Der Alltag sieht anders aus. Da geht es hoch zu Roß querfeldein und auch quer durch den Wald. Die wenigsten Hobbyreiter kennen die Gesetze. „Wir verleihen oder beherbergen doch nur die Pferde“, sagt Herr A. Schließlich könne auch niemand eine Autovermietung verantwortlich machen, wenn ein inkompetenter Fahrer gegen die Straßenverkehrsordnung verstoße.

Zu Anzeigen durch die Revierförster kommt es fast nie, klagt Wolfgang Nelke. Bei größeren Aktionen wie der Hubertusjagd wurde schlicht vergessen, ihn als Waldbesitzer zu konsultieren. Es wurden Schneisen neben vorhandenen Wegen geschlagen, Hindernisse errichtet und erst nach Monaten wieder entfernt. Der Eigentümer muß jedoch für die Unterhaltung der Wege aufkommen, er kann zur Rechenschaft gezogen werden, falls sich auf seinem Grund jemand den Fuß bricht. Nun schlägt der brandenburgische Waldbesitzerverband vor, für die Instandsetzung der Wege künftig auch Besitzer von Reiterhöfen zur Kasse zu bitten.

Für Herrn A., wie gesagt, ist der Streit kein Thema mehr. Bei einem Ortstermin im Oktober letzten Jahres sei alles geklärt worden. Seine Pferde tragen Plaketten und traben nur noch auf vorgeschriebenen Wegen. Wolfgang Nelke ist damit nicht zufrieden, er wirft dem Einheimischen „Harmoniesucht“ vor und hätte es gern schriftlich, „um etwas in der Hand zu haben, falls gegen die Abmachungen verstoßen wird“.

„Früher war hier nicht soviel Streit“, sagt Herr A. Früher gab es hier keine Wessis, hätte er sagen können.

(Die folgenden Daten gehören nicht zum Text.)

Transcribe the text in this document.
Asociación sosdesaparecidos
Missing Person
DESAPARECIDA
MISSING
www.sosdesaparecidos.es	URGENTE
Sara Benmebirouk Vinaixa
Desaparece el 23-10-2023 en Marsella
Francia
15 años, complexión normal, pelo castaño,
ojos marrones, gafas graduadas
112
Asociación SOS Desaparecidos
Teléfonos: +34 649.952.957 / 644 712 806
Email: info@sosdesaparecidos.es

Doch Herr A. ist nicht dumm. „Ich habe keine Vorurteile“, sagt er und sinniert, „sie würden mich behindern, vorurteilsfrei zu handeln.“ Der Amtsleiter kennt aber viele Leute in der Gegend, die auf Zugereiste aus dem Westen überhaupt nicht gut zu sprechen sind. Früher, erzählt Herr A., war es zum Beispiel erlaubt, daß die Leute zu einer bestimmten Zeit ihre Gartenabfälle verbrennen durften. Jetzt sei das verboten, der Waldeigentümer dürfe aber nach dem Landeswaldgesetz durchaus noch Reste verbrennen. „Die Leute sehen das Feuer bei Herrn Nelke auf dem Anwesen und nicht die unterschiedliche Gesetzeslage. Sie sehen, der Wessi darf das, und wir dürfen das nicht.“ Nelke sei zwar harmloser als die meisten, aber er sei eben auch ein Westler.

Ein Fremder, ein Kauz noch dazu, der in ungeheizten Blockhütten schläft, bei Kannibalen in Neuguinea gelebt hat und sich mit Unmengen von Gegenständen seiner ethnologischen Forschungen umgibt, Reliquien: Kriegermasken, Schilde, Lanzen, Totenschädel, ausgestopfte Tiere. Wahrscheinlich würde er auch Pferde schlachten. Niemand aus dem nahen Dorf beschreibt Nelke als einen Mann, der seinen Besuchern gerne Kaffee und Kuchen kredenzt, der am offenen Feuer Geschichtchen erzählt, obwohl fast alle bei ihm waren, um ihm ihre zwei, drei Hektar Wald zu verkaufen, die sie nach der Wende zurückerhalten hatten und mit denen sie nichts anzufangen wußten.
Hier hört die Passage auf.